From these examples you can see that to understand biopsychology, you need to study a good amount of science. You study the biology of the brain as well as how people think and feel. You also take courses in anatomy, physiology, and statistics. You study how everyday biological processes affect our perceptions, the way we learn, and our emotional states. In addition, depending on your interests, you can take courses about how drugs and alcohol affect the brain or how animals behave. You might study biorhythms. You might investigate why we think we perceive color with our peripheral vision despite the fact that the sides of our eyes have almost no color-perceiving cone cells. You might investigate whether people really have a diminished sense of balance as they get older.
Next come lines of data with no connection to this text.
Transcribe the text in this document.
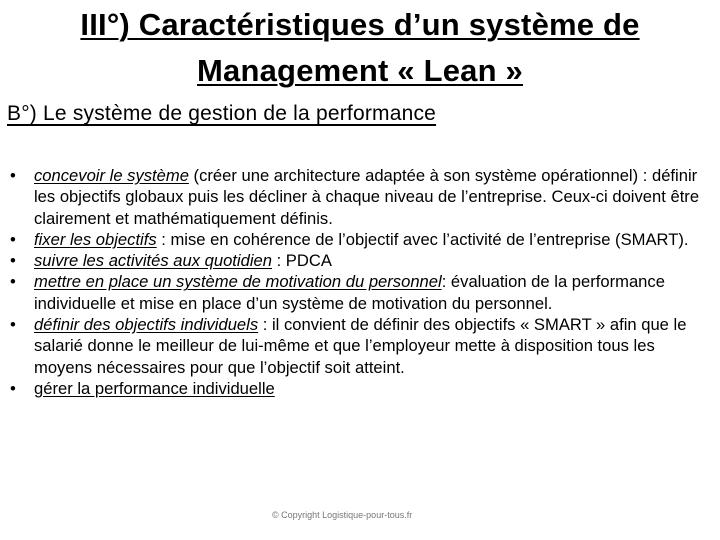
III°) Caractéristiques d’un système de
Management « Lean »
B°) Le système de gestion de la performance
•	concevoir le système (créer une architecture adaptée à son système opérationnel) : définir les objectifs globaux puis les décliner à chaque niveau de l’entreprise. Ceux-ci doivent être clairement et mathématiquement définis.
•	fixer les objectifs : mise en cohérence de l’objectif avec l’activité de l’entreprise (SMART).
•	suivre les activités aux quotidien : PDCA
•	mettre en place un système de motivation du personnel: évaluation de la performance individuelle et mise en place d’un système de motivation du personnel.
•	définir des objectifs individuels : il convient de définir des objectifs « SMART » afin que le salarié donne le meilleur de lui-même et que l’employeur mette à disposition tous les moyens nécessaires pour que l’objectif soit atteint.
•	gérer la performance individuelle
© Copyright Logistique-pour-tous.fr
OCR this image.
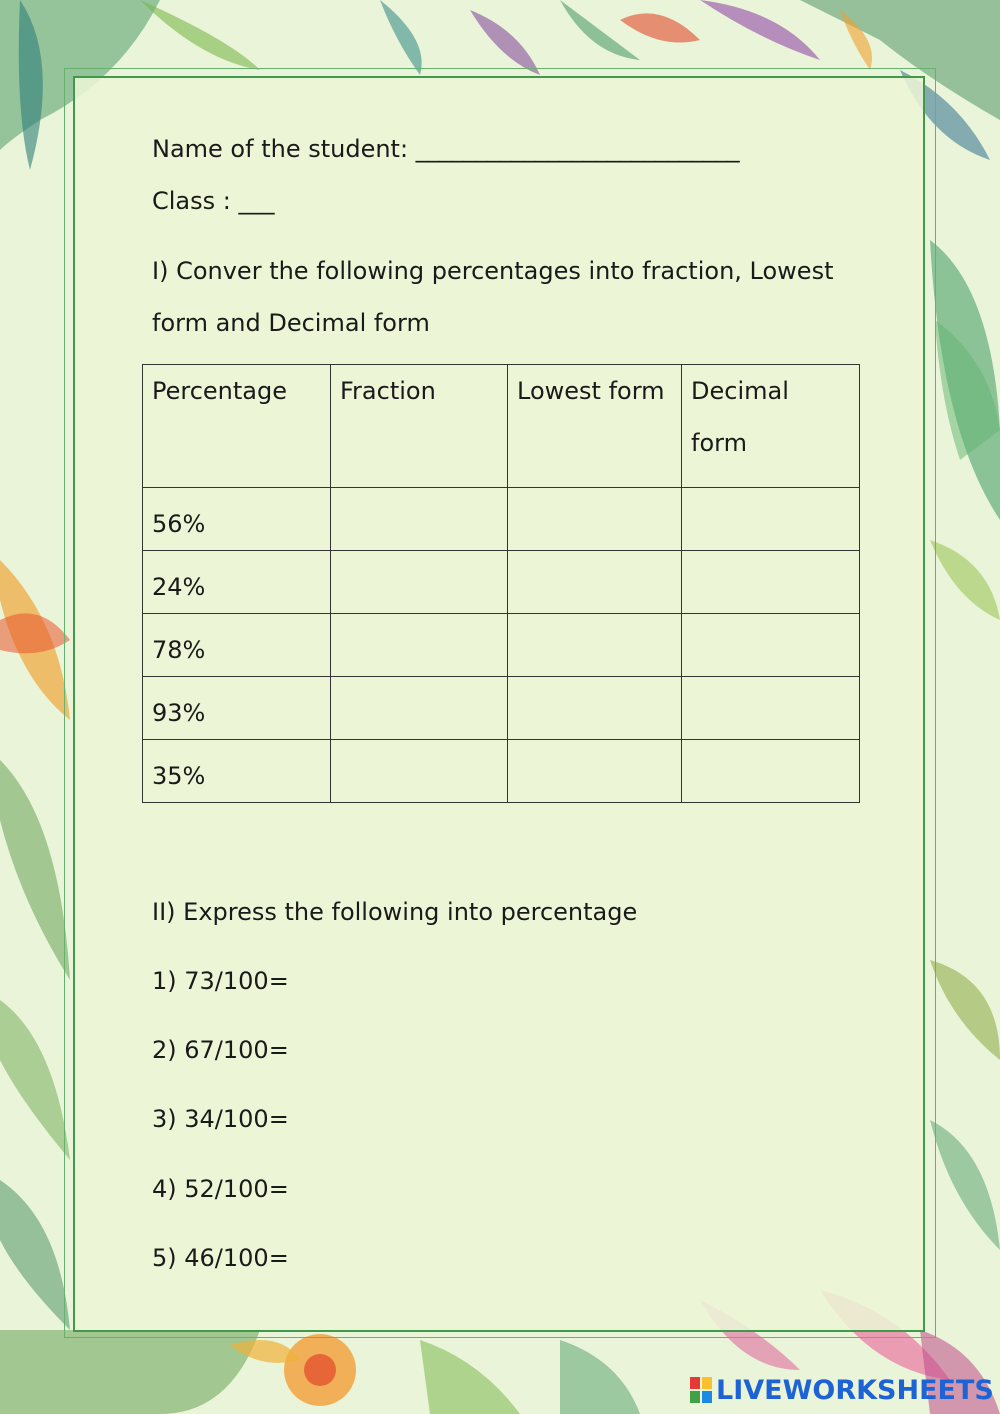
Name of the student: ___________________________
Class : ___
I) Conver the following percentages into fraction, Lowest
form and Decimal form
Percentage	Fraction	Lowest form	Decimal form
56%			
24%			
78%			
93%			
35%			
II) Express the following into percentage
1) 73/100=
2) 67/100=
3) 34/100=
4) 52/100=
5) 46/100=
LIVEWORKSHEETS
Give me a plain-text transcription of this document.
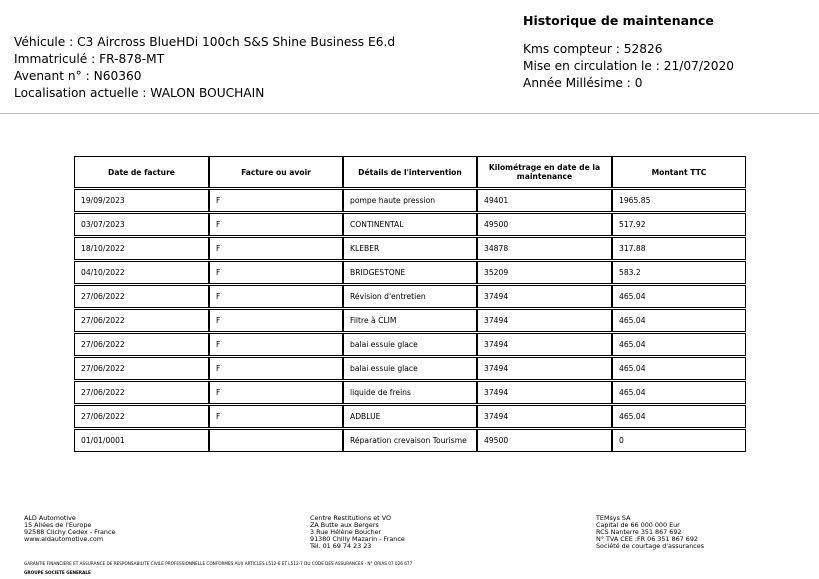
Véhicule : C3 Aircross BlueHDi 100ch S&S Shine Business E6.d
Immatriculé : FR-878-MT
Avenant n° : N60360
Localisation actuelle : WALON BOUCHAIN
Historique de maintenance
Kms compteur : 52826
Mise en circulation le : 21/07/2020
Année Millésime : 0
Date de facture	Facture ou avoir	Détails de l'intervention	Kilométrage en date de la maintenance	Montant TTC

19/09/2023	F	pompe haute pression	49401	1965.85

03/07/2023	F	CONTINENTAL	49500	517.92

18/10/2022	F	KLEBER	34878	317.88

04/10/2022	F	BRIDGESTONE	35209	583.2

27/06/2022	F	Révision d'entretien	37494	465.04

27/06/2022	F	Filtre à CLIM	37494	465.04

27/06/2022	F	balai essuie glace	37494	465.04

27/06/2022	F	balai essuie glace	37494	465.04

27/06/2022	F	liquide de freins	37494	465.04

27/06/2022	F	ADBLUE	37494	465.04

01/01/0001		Réparation crevaison Tourisme	49500	0
ALD Automotive
15 Allées de l'Europe
92588 Clichy Cedex - France
www.aldautomotive.com
Centre Restitutions et VO
ZA Butte aux Bergers
3 Rue Hélène Boucher
91380 Chilly Mazarin - France
Tél. 01 69 74 23 23
TEMsys SA
Capital de 66 000 000 Eur
RCS Nanterre 351 867 692
N° TVA CEE :FR 06 351 867 692
Société de courtage d'assurances
GARANTIE FINANCIERE ET ASSURANCE DE RESPONSABILITE CIVILE PROFESSIONNELLE CONFORMES AUX ARTICLES L512-6 ET L512-7 DU CODE DES ASSURANCES - N° ORIAS 07 026 677
GROUPE SOCIETE GENERALE
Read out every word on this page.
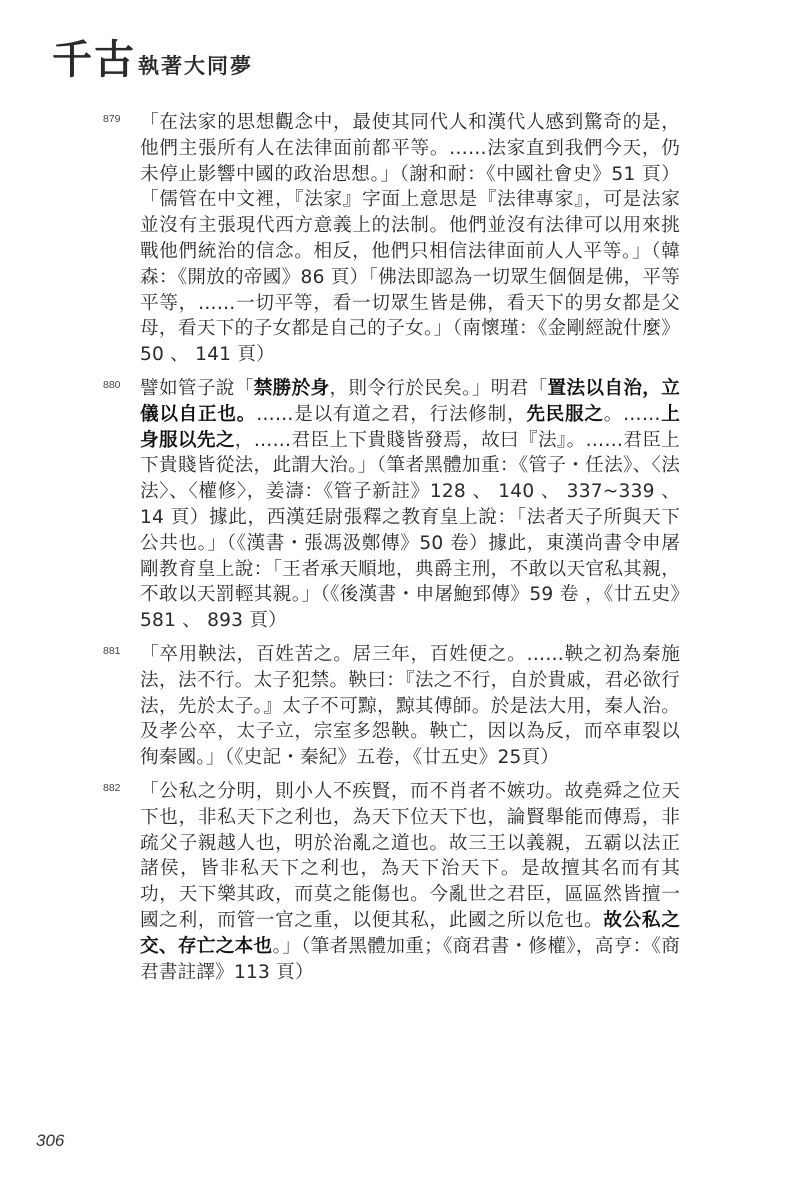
千古執著大同夢
879 「在法家的思想觀念中，最使其同代人和漢代人感到驚奇的是，他們主張所有人在法律面前都平等。……法家直到我們今天，仍未停止影響中國的政治思想。」（謝和耐：《中國社會史》51 頁）「儒管在中文裡，『法家』字面上意思是『法律專家』，可是法家並沒有主張現代西方意義上的法制。他們並沒有法律可以用來挑戰他們統治的信念。相反，他們只相信法律面前人人平等。」（韓森：《開放的帝國》86 頁）「佛法即認為一切眾生個個是佛，平等平等，……一切平等，看一切眾生皆是佛，看天下的男女都是父母，看天下的子女都是自己的子女。」（南懷瑾：《金剛經說什麼》50 、 141 頁）
880 譬如管子說「禁勝於身，則令行於民矣。」明君「置法以自治，立儀以自正也。……是以有道之君，行法修制，先民服之。……上身服以先之，……君臣上下貴賤皆發焉，故曰『法』。……君臣上下貴賤皆從法，此謂大治。」（筆者黑體加重：《管子・任法》、〈法法〉、〈權修〉，姜濤：《管子新註》128 、 140 、 337~339 、 14 頁）據此，西漢廷尉張釋之教育皇上說：「法者天子所與天下公共也。」（《漢書・張馮汲鄭傳》50 卷）據此，東漢尚書令申屠剛教育皇上說：「王者承天順地，典爵主刑，不敢以天官私其親，不敢以天罰輕其親。」（《後漢書・申屠鮑郅傳》59 卷 ，《廿五史》581 、 893 頁）
881 「卒用鞅法，百姓苦之。居三年，百姓便之。……鞅之初為秦施法，法不行。太子犯禁。鞅曰：『法之不行，自於貴戚，君必欲行法，先於太子。』太子不可黥，黥其傅師。於是法大用，秦人治。及孝公卒，太子立，宗室多怨鞅。鞅亡，因以為反，而卒車裂以徇秦國。」（《史記・秦紀》五卷，《廿五史》25頁）
882 「公私之分明，則小人不疾賢，而不肖者不嫉功。故堯舜之位天下也，非私天下之利也，為天下位天下也，論賢舉能而傳焉，非疏父子親越人也，明於治亂之道也。故三王以義親，五霸以法正諸侯，皆非私天下之利也，為天下治天下。是故擅其名而有其功，天下樂其政，而莫之能傷也。今亂世之君臣，區區然皆擅一國之利，而管一官之重，以便其私，此國之所以危也。故公私之交、存亡之本也。」（筆者黑體加重；《商君書・修權》，高亨：《商君書註譯》113 頁）
306
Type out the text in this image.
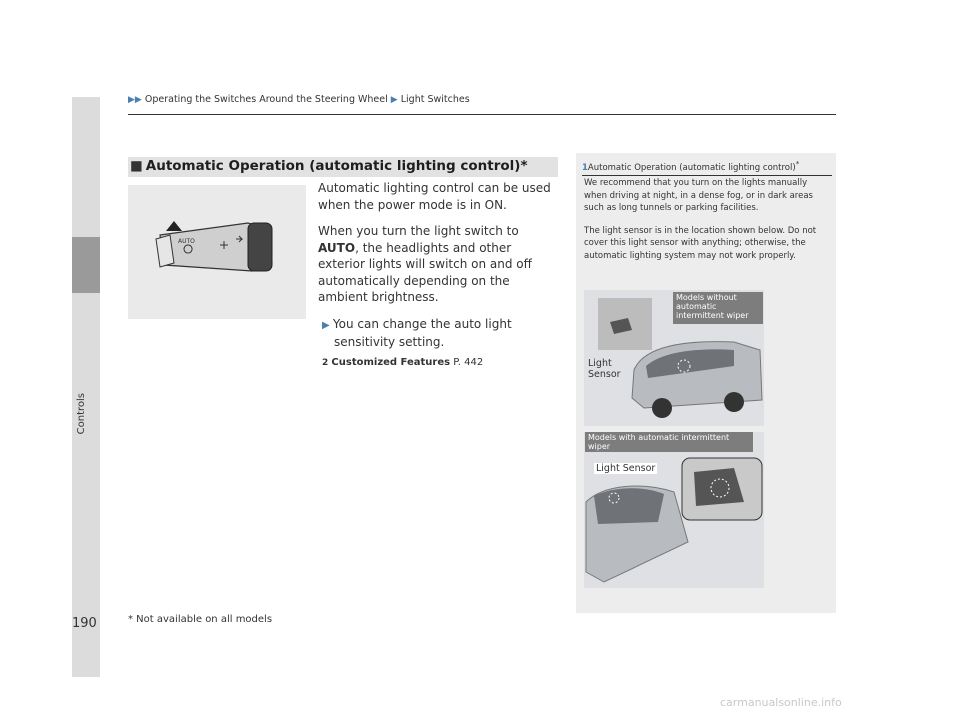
Controls
▶▶ Operating the Switches Around the Steering Wheel ▶ Light Switches
■ Automatic Operation (automatic lighting control)*
AUTO

Automatic lighting control can be used when the power mode is in ON.

When you turn the light switch to AUTO, the headlights and other exterior lights will switch on and off automatically depending on the ambient brightness.

▶ You can change the auto light sensitivity setting.
2 Customized Features P. 442
1Automatic Operation (automatic lighting control)*

We recommend that you turn on the lights manually when driving at night, in a dense fog, or in dark areas such as long tunnels or parking facilities.

The light sensor is in the location shown below. Do not cover this light sensor with anything; otherwise, the automatic lighting system may not work properly.

Models without automatic intermittent wiper
Light Sensor
Models with automatic intermittent wiper
Light Sensor
190	* Not available on all models
carmanualsonline.info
For many or most of these questions, the answers lie at the cellular level.

Most of your courses will include lots of research time. You learn how to design experiments and how to use statistical processes to make sense of the data you collect.

Most people with a degree in biopsychology work as researchers and lab assistants. You can work for drug and chemical companies. You can experiment on new drugs and help design new medications. In addition, you can work for university schools of public health, medicine, or pharmacy. Your knowledge of the central nervous system will especially aid you in getting a job in health-related fields.

About 60 schools offer undergraduate programs in biopsychology, and the number of programs is expected to grow as the general field of neuroscience expands. Typically you finish your bachelor's degree in four years. A handful of schools also offer graduate degrees in biopsychology. Typically it takes three to five years to get your master's or doctorate after you finish your bachelor's degree. Most people with graduate degrees in biopsychology become professors or researchers.